Monks better speaks to the current marketing landscape and the company’s capabilities that go far beyond traditional and digital media. About 65% of the company’s business is in the creation and distribution of content, 25% is around data and 10% is technical services. Including “Media” narrowed the company’s identity and appeal.
“We work with CMOs, CSOs and CIOs,” Sorrell said. “Going to Monks unifies it.”
S4 first established its unitary brand by merging its MediaMonks and MightyHive companies into Media.Monks in 2021. The new name more accurately represents a global team, expertise and diverse communities, Monks CMO Kate Richling added in a statement.
The evolution of the organization, which Sorrell stressed was not a “reorganization,” seeks to focus the firm’s nine capabilities into two practices. Marketing captures media, social, studio, experience and brand performance, while Technology includes platforms, formula and data, with consultancy linking both practices.
“We think it’s really important to simplify our offering to clients, make everything we do accessible to them,” Sorrell said. “We touch the marketing, sales and IT functions, and in fact go beyond marketing in the digital transformation work that we do.”
An AI-powered future
The Marketing and Technology practices will also be joined through the use of Monks.Flow, a professional managed service powered by artificial intelligence (AI) that launched at CES in January. The proprietary suite unites AI specialists, tools, software and microservices into automated workflows and seeks to help marketers reduce costs, integrate organizations, build business intelligence and maximize impact
Monks putting Monks.Flow at the center of its pitch to marketers is in line with an industry focus on AI. Major ad holding companies including WPP and Publicis have built growth plans around investment in AI, with the latter seeking to become “the industry’s first AI-powered Intelligent System.” AI touches three of the four principles that S4 was founded on — purely digital; data-driven; faster, better, cheaper — and Sorrell sees the technology as a competitive strength, crediting it as the reason it recently won big in General Motors’ recent agency roster shakeup.

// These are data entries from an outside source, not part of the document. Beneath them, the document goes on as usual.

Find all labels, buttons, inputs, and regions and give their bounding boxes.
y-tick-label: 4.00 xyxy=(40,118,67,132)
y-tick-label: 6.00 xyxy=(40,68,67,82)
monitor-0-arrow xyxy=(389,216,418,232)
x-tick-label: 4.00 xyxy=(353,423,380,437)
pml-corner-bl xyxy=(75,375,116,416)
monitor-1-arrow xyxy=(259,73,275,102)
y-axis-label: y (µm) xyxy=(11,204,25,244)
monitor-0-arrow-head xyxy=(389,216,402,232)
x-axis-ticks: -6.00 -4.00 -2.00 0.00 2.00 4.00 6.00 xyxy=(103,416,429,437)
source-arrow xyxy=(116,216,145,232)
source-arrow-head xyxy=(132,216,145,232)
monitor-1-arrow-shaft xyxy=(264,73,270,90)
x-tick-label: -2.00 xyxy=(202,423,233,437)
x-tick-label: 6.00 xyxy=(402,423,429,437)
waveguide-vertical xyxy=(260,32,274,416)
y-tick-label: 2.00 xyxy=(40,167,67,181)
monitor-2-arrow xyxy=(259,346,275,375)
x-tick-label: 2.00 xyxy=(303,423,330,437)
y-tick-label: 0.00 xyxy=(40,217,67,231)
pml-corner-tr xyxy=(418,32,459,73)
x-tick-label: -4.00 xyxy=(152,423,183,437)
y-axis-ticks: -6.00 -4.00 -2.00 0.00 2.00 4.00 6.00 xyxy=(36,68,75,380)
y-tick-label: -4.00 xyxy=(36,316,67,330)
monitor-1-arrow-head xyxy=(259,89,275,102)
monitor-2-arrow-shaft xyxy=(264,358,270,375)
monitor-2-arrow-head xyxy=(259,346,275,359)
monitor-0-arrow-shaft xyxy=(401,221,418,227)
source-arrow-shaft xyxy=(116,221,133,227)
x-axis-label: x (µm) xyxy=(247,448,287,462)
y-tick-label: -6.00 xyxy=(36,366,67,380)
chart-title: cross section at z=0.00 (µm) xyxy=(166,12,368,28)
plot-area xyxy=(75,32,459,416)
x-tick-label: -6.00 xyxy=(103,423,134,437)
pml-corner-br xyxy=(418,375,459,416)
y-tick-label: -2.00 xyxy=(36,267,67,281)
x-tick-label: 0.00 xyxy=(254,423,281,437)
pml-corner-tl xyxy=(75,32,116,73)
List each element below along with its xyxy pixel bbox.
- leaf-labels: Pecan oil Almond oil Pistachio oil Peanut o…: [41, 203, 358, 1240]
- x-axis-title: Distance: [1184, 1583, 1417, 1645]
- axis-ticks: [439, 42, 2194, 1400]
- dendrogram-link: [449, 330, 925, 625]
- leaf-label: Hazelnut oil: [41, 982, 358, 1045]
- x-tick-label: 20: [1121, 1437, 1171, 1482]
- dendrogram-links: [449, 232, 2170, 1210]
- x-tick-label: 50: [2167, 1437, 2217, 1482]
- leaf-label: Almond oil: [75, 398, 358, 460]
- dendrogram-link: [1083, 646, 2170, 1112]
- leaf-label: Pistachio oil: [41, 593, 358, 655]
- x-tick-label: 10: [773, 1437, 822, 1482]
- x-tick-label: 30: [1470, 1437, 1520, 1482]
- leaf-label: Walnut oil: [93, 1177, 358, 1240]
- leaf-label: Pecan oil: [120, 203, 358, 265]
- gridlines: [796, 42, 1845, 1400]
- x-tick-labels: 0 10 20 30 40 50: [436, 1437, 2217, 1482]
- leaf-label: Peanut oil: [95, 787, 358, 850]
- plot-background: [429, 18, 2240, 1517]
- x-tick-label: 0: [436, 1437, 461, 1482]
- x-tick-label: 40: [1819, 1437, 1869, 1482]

“What distinguishes us is a deep knowledge of the area and a deep technological capability that’s shown by what we are able to do,” the executive said.
Despite the widespread adoption of AI throughout the the marketing, media and tech worlds, numerous concerns remain around legality, data privacy, reliability, accuracy and bias, to say nothing of rising job uncertainty among marketers. With AI, Sorrell takes a long view, comparing the rise of AI to the introduction of the steam engine and the digital revolution.
“With change comes pluses and minuses,” he said. “In visualization and copywriting, there will be a squeeze. In personalization at scale, there will be an explosion of opportunity.”
S4 Capital has looked to disrupt the legacy agency model but has faced its share of challenges. The company reported an 11.7% revenue drop in the first quarter, attributing the decline to macroeconomic conditions and client caution, especially among technology clients. For Monks, AI — along with the rebrand and evolution of its offerings — could provide a way forward.
“Clients are demanding agility and access,” Sorrell said. “They’re looking for people understand first-party data because of the deprecation of third-party cookies and the IDFA rule changes. For those reasons, having a much more simplified organization makes huge sense.”